A Web Server is started up by pointing to a root directory. This directory can contain configuration information, content and directories. The first HTTP Request will be routed to the root container Actor which will register itself in a Container Registry, visible to all actors. That container will serve any file in that container.
For GET
requests with paths such as /blog/2021-02-02/
the root container will search for a directory blog
and if that exist spawn a new actor for it, which will also register itself.
The root actor will then forward the HTTP Request message to the blog
actor which will read it when it is ready.
This blog
actor will be able to check the config information for the directory from which it will be able to decide what Behavior to use, to map requests from the web.
Requests could be mapped:
- to files on the file system. This will be the default implementation.
- to files inside a tar
- to files in CVS or GIT allowing a history to be kept
- to databases
- ...
The blog actor on inspecting the request for /blog/2021-02-02/
will for the FileSystem Behavior be able to create a new child actor 2021-02-02
which will also register itself, consult config files if needed and await messages.

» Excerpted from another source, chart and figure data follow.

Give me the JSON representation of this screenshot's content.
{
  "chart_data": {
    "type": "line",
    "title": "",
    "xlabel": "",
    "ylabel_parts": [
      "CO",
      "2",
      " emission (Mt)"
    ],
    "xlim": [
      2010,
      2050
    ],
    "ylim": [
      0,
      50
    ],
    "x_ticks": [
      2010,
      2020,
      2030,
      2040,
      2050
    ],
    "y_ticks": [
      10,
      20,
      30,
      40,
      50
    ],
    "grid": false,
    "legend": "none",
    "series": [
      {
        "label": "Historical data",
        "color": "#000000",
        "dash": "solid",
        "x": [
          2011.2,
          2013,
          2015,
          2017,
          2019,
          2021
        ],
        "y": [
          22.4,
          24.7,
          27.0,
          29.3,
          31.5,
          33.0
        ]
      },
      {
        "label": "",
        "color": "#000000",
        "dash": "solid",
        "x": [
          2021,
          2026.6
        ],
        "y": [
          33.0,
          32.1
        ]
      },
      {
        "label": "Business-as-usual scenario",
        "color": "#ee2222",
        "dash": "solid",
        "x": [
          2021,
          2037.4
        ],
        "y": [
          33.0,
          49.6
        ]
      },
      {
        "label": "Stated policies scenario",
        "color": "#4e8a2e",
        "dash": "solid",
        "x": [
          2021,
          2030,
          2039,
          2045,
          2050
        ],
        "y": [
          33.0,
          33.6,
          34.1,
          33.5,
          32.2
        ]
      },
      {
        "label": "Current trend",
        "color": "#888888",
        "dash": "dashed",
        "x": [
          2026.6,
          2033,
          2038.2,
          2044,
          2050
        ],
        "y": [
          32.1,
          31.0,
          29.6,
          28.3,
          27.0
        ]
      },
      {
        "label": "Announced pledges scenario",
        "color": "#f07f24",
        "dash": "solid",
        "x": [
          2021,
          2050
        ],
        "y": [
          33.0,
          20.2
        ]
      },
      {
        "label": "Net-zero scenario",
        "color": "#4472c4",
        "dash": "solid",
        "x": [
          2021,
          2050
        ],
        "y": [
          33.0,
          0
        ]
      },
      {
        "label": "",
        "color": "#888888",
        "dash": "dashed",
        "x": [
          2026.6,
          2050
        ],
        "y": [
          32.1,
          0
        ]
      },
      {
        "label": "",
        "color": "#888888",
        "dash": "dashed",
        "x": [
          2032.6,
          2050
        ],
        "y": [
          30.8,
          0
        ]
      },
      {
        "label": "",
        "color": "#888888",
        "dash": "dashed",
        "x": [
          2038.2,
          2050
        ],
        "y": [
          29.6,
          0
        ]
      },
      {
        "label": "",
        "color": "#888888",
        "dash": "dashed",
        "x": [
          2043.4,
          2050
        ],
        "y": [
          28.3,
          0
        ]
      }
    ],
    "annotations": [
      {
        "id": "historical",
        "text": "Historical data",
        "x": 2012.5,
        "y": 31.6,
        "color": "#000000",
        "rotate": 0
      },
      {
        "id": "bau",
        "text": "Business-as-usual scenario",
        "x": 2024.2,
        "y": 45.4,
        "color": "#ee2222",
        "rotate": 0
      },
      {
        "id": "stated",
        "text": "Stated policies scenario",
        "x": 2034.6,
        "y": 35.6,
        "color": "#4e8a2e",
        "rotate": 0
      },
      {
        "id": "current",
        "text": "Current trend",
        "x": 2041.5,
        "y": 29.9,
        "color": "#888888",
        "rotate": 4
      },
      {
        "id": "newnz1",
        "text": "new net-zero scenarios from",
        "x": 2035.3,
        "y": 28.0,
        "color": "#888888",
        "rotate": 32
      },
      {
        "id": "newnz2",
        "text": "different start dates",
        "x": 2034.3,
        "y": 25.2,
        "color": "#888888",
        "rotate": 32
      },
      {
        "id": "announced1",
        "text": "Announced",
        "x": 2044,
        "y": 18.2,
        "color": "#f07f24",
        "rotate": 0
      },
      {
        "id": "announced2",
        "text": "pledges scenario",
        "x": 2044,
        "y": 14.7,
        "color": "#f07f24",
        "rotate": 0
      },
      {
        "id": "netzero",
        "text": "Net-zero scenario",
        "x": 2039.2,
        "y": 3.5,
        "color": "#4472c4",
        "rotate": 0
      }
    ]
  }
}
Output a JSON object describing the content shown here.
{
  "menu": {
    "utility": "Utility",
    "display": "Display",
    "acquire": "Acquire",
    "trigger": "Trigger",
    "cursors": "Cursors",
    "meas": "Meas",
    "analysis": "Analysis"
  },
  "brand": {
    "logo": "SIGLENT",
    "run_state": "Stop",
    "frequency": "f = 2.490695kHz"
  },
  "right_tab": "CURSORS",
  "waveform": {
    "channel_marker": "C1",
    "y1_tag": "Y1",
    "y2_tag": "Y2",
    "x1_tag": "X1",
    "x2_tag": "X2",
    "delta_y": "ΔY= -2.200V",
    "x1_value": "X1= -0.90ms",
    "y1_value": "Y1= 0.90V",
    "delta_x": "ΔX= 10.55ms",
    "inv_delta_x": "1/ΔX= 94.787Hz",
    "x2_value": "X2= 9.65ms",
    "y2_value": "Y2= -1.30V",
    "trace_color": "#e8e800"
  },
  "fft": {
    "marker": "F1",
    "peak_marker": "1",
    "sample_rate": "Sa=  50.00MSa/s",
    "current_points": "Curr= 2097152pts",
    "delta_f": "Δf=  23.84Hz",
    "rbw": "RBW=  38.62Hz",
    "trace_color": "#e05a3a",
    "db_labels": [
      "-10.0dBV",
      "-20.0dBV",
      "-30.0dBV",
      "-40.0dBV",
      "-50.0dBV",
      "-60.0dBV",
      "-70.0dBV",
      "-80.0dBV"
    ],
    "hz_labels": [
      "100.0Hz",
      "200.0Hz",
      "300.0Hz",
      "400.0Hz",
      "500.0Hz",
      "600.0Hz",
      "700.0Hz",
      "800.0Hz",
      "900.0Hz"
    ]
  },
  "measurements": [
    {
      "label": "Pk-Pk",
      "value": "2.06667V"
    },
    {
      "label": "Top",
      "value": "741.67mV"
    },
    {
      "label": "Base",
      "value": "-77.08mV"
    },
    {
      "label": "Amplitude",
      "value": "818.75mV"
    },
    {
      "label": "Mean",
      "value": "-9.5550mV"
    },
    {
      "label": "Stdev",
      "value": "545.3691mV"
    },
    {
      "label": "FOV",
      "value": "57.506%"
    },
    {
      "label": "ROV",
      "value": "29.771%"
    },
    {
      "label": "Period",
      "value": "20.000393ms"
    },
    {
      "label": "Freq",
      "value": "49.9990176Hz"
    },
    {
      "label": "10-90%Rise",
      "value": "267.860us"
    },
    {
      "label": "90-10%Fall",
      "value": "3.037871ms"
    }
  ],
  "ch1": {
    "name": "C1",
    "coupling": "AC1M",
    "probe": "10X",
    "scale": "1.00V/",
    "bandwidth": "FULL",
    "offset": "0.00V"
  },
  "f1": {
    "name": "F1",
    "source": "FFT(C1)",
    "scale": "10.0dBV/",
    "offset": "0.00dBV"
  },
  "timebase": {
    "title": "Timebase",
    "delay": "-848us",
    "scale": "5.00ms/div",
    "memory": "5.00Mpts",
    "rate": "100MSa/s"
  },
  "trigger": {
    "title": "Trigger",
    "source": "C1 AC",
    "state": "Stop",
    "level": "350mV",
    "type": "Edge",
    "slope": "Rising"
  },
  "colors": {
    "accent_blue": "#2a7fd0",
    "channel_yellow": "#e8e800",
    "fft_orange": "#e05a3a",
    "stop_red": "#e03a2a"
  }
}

When it receives the request for /blog/2021-02-02/
it will know to show an index for that resource i.e the contents of the ldp:Container as specified by the LDP Spec.
Another request for /blog/2021-02-02/entry1
will be directly routed to the /blog/2021-02-02/
actor which will be able to spawn a new actor to deal with serving that file in an asynchronous non blocking manner.
Stateful behaviors using PUT
, POST
, PATCH
and DELETE
will be handled by such specialised actors individually, in a way to minimise any delay.
E.g. a POST
to a container will create a new resource and only when done inform the container so that requests on incomplete resources get rejected.
A PUT
or PATCH
that changes a resource will create a new versioned resource to which later requests will be directed when the change is completed.
On top of this framework, Auth can be built cleanly, i.e., without leaking the underlying implementations. For example, Authorization agents will be able to fetch graphs by making requests on URLs that can be resolved locally or remotely. When fetched remotely they will go through a caching service that also needs to be written. This caching service will need to keep track of open resources per hosts so as to abide by web politeness rules.
Later implementations will be able to add features to garbage collect actors that are not being used.